Comment 17 by rolfe@chromium.org, Mar 29 2017

Cc: -hwi@chromium.org -ian...@chromium.org -rolfe@chromium.org chowse@chromium.org
Removing myself and adding chowse as your primary Web Platform design contact
Cc: -chowse@chromium.org -aelias@chromium.org
Looping back around here -

I'm seeing more and more sites with bottom navigation (just last week Pinterest announced a PWA and they have this issue).

I have a strong preference for us finding some solution to this that doesn't require developers update their sites to avoid them being broken, i.e. something that doesn't depend on position:device-fixed.

I see Safari have UI that shows and hides from the bottom of the screen and has the behavior I think makes sense (video attached in comment 15). Do we know how that is implemented (in terms of which viewport it is resizing etc?) since if we can work that out, I'd suggest we implement the same behavior for our own infobars.
It looks to me (or at least, here's how I would do it) that it works very much like the URL bar.

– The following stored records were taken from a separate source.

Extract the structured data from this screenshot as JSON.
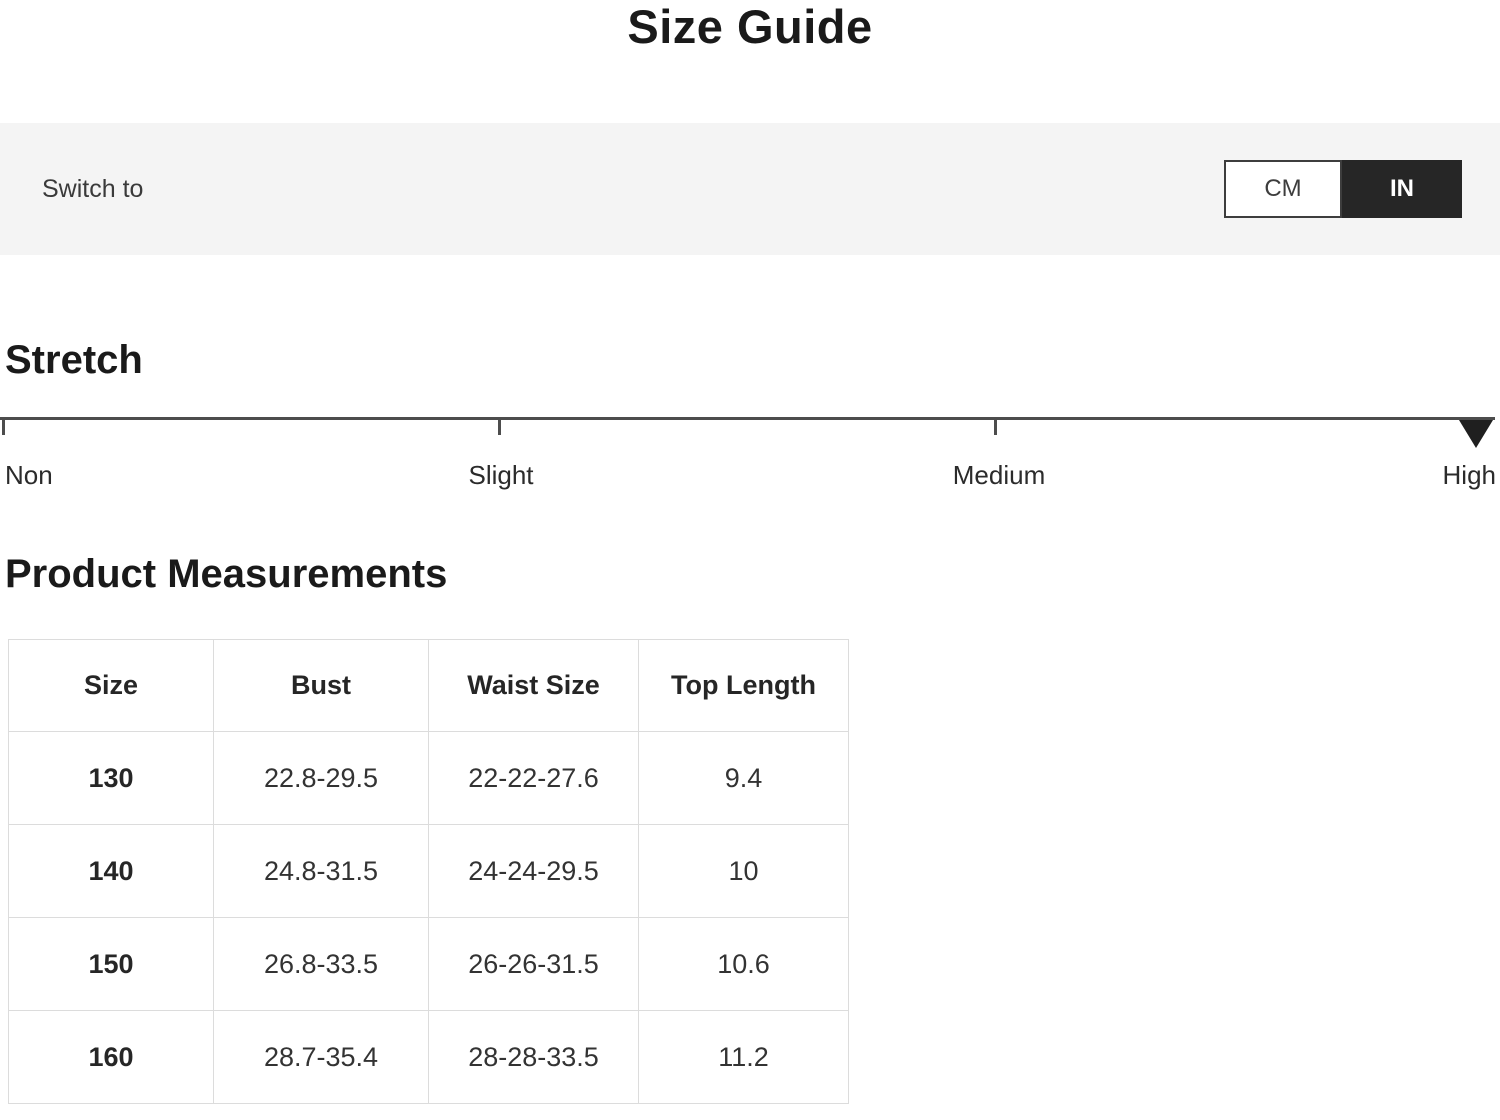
{
  "title": "Size Guide",
  "unit_bar": {
    "label": "Switch to",
    "options": [
      {
        "label": "CM",
        "selected": false
      },
      {
        "label": "IN",
        "selected": true
      }
    ]
  },
  "stretch": {
    "heading": "Stretch",
    "levels": [
      "Non",
      "Slight",
      "Medium",
      "High"
    ],
    "selected_level": "High"
  },
  "measurements": {
    "heading": "Product Measurements",
    "columns": [
      "Size",
      "Bust",
      "Waist Size",
      "Top Length"
    ],
    "rows": [
      [
        "130",
        "22.8-29.5",
        "22-22-27.6",
        "9.4"
      ],
      [
        "140",
        "24.8-31.5",
        "24-24-29.5",
        "10"
      ],
      [
        "150",
        "26.8-33.5",
        "26-26-31.5",
        "10.6"
      ],
      [
        "160",
        "28.7-35.4",
        "28-28-33.5",
        "11.2"
      ]
    ]
  },
  "colors": {
    "selected_toggle_bg": "#262626",
    "bar_bg": "#f4f4f4",
    "table_border": "#dcdcdc",
    "slider_line": "#4d4d4d"
  }
}
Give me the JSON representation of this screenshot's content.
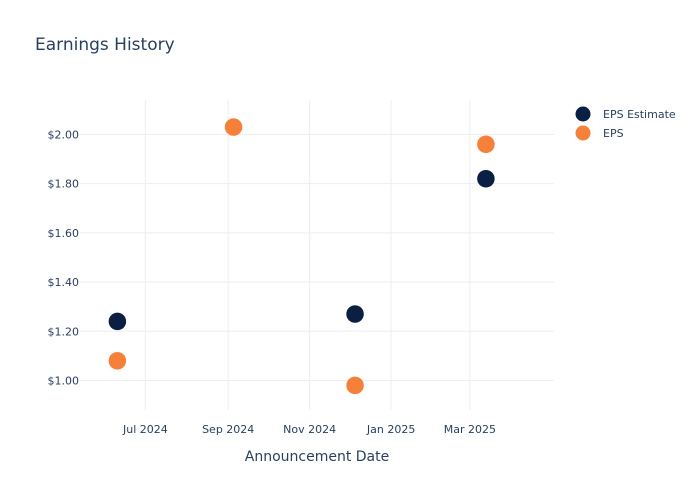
{
  "chart_data": {
    "type": "scatter",
    "title": "Earnings History",
    "xlabel": "Announcement Date",
    "ylabel": "",
    "x_axis_type": "date",
    "x_range": [
      "2024-05-13",
      "2025-05-03"
    ],
    "x_ticks": [
      {
        "date": "2024-07-01",
        "label": "Jul 2024"
      },
      {
        "date": "2024-09-01",
        "label": "Sep 2024"
      },
      {
        "date": "2024-11-01",
        "label": "Nov 2024"
      },
      {
        "date": "2025-01-01",
        "label": "Jan 2025"
      },
      {
        "date": "2025-03-01",
        "label": "Mar 2025"
      }
    ],
    "ylim": [
      0.88,
      2.14
    ],
    "y_ticks": [
      1.0,
      1.2,
      1.4,
      1.6,
      1.8,
      2.0
    ],
    "y_tick_labels": [
      "$1.00",
      "$1.20",
      "$1.40",
      "$1.60",
      "$1.80",
      "$2.00"
    ],
    "grid": true,
    "legend_position": "top-right",
    "series": [
      {
        "name": "EPS Estimate",
        "color": "#0b1f42",
        "points": [
          {
            "x": "2024-06-10",
            "y": 1.24
          },
          {
            "x": "2024-09-05",
            "y": 2.03
          },
          {
            "x": "2024-12-05",
            "y": 1.27
          },
          {
            "x": "2025-03-13",
            "y": 1.82
          }
        ]
      },
      {
        "name": "EPS",
        "color": "#f5803a",
        "points": [
          {
            "x": "2024-06-10",
            "y": 1.08
          },
          {
            "x": "2024-09-05",
            "y": 2.03
          },
          {
            "x": "2024-12-05",
            "y": 0.98
          },
          {
            "x": "2025-03-13",
            "y": 1.96
          }
        ]
      }
    ]
  }
}
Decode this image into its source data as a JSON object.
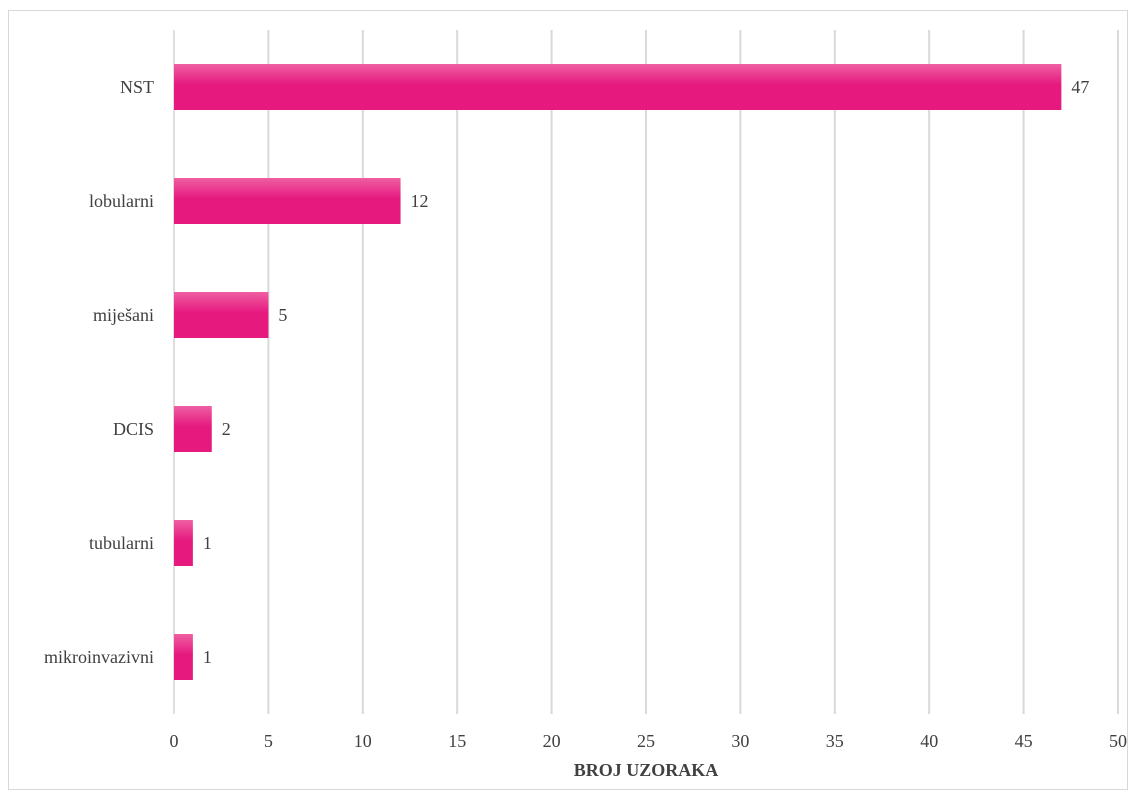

Since my comment #14 we've shipped the inert URL bar ( issue 428132 ). Now, showing the URL bar:

-expands the visual viewport,
-expands the layout (fixed) viewport
-does not change the initial containing block (layout height)

The key bit is that we can independently change the fixed viewport and the layout height. So a bottom info bar would shift position:fixed bottom Elements up but would otherwise not affect page layout. (See https://github.com/bokand/bokand.github.io/blob/master/web_viewports_explainer.md for a more detailed explanation of how all this works).
@#18, we already do that hiding for the Chrome Home experiment.  We support controls on the bottom that affect the layout of the page.

With that said, there are experiments with modal permission prompt dialogs and other messaging UI work that makes me not want to rush in to prioritize something that might not be highly used in a couple releases.
Thanks Ted - very interesting to hear we already do this for Chrome Home, that bodes well.

I think it's safe to assume that we'll be stuck with showing a huge amount of infobars at the bottom of the screen for a while yet so I think it's probably worth looking into this.

In terms of infobars, ~85% are non-permissions so the modal permission prompt won't make a huge impact on this (source: https://docs.google.com/presentation/d/1uP1g3lh2P_RC4fjUNuqfbBZYDCd7QHKH44H0I7sxl5Y/edit?ouid=115808220157165952412#slide=id.gd1d645600_9_37)

Also from what I understand about the Messages UI, even in best case we seem at least a year away, assuming the project succeeds at all (which I really hope it does of course!).

In terms of quantity of investment, do we have a sense for how much work it would be to bring the kind of viewport behavior we have with Chrome Home to the infobars? If it's not too large I'm inclined to say it's probably worth it.